Let $X$ be an equidimensional reduced scheme of finite type over an algebraically closed field $k$. Assume that $X$ has two irreducible components $X_1$ and $X_2$. Assume also that $X_1$ and $X_2$ are nonsingular varieties which meet transversally at $Y := X_1 \cap X_2$, so that $Y$ is a nonsingular variety of codimension $1$ in $X_1$ and in $X_2$. If it helps, we may assume that $Y$ is again irreducible.

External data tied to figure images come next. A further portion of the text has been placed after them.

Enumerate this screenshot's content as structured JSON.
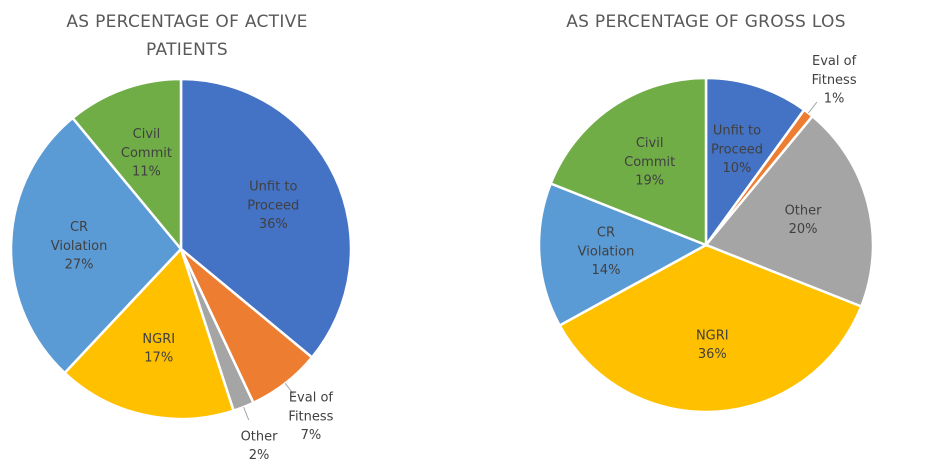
{
  "chart_data": [
    {
      "type": "pie",
      "title": "AS PERCENTAGE OF ACTIVE PATIENTS",
      "categories": [
        "Unfit to Proceed",
        "Eval of Fitness",
        "Other",
        "NGRI",
        "CR Violation",
        "Civil Commit"
      ],
      "values": [
        36,
        7,
        2,
        17,
        27,
        11
      ],
      "value_labels": [
        "36%",
        "7%",
        "2%",
        "17%",
        "27%",
        "11%"
      ],
      "colors": [
        "#4472c4",
        "#ed7d31",
        "#a5a5a5",
        "#ffc000",
        "#5b9bd5",
        "#70ad47"
      ]
    },
    {
      "type": "pie",
      "title": "AS PERCENTAGE OF GROSS LOS",
      "categories": [
        "Unfit to Proceed",
        "Eval of Fitness",
        "Other",
        "NGRI",
        "CR Violation",
        "Civil Commit"
      ],
      "values": [
        10,
        1,
        20,
        36,
        14,
        19
      ],
      "value_labels": [
        "10%",
        "1%",
        "20%",
        "36%",
        "14%",
        "19%"
      ],
      "colors": [
        "#4472c4",
        "#ed7d31",
        "#a5a5a5",
        "#ffc000",
        "#5b9bd5",
        "#70ad47"
      ]
    }
  ]
}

We may consider the two normal bundles $\mathcal N_{Y/X_1}$ and $\mathcal N_{Y/X_2}$, which are actually line bundles on $Y$. Thus, they define elements of $\mathrm{Pic}(Y)$. Are these two elements inverse of eachother? In other words, is the line bundle $\mathcal N_{Y/X_1} \otimes \mathcal N_{Y/X_2}$ isomorphic to $\mathcal O_Y$ ?
No in general. For instance, if $X_i$ are hypersurfaces of degree $d_i$ in the projective space $\mathbb{P}^n$ then $$ \mathcal{N}_{Y/X_1} \cong \mathcal{N}_{X_2/\mathbb{P}^n}\vert_Y \cong \mathcal{O}_Y(d_2) $$ and similarly $\mathcal{N}_{Y/X_2} \cong \mathcal{O}_Y(d_1)$.
If, however, $X = X_1 \cup X_2$ is a fiber of a flat morphism to a curve, then the relation that you want is indeed true.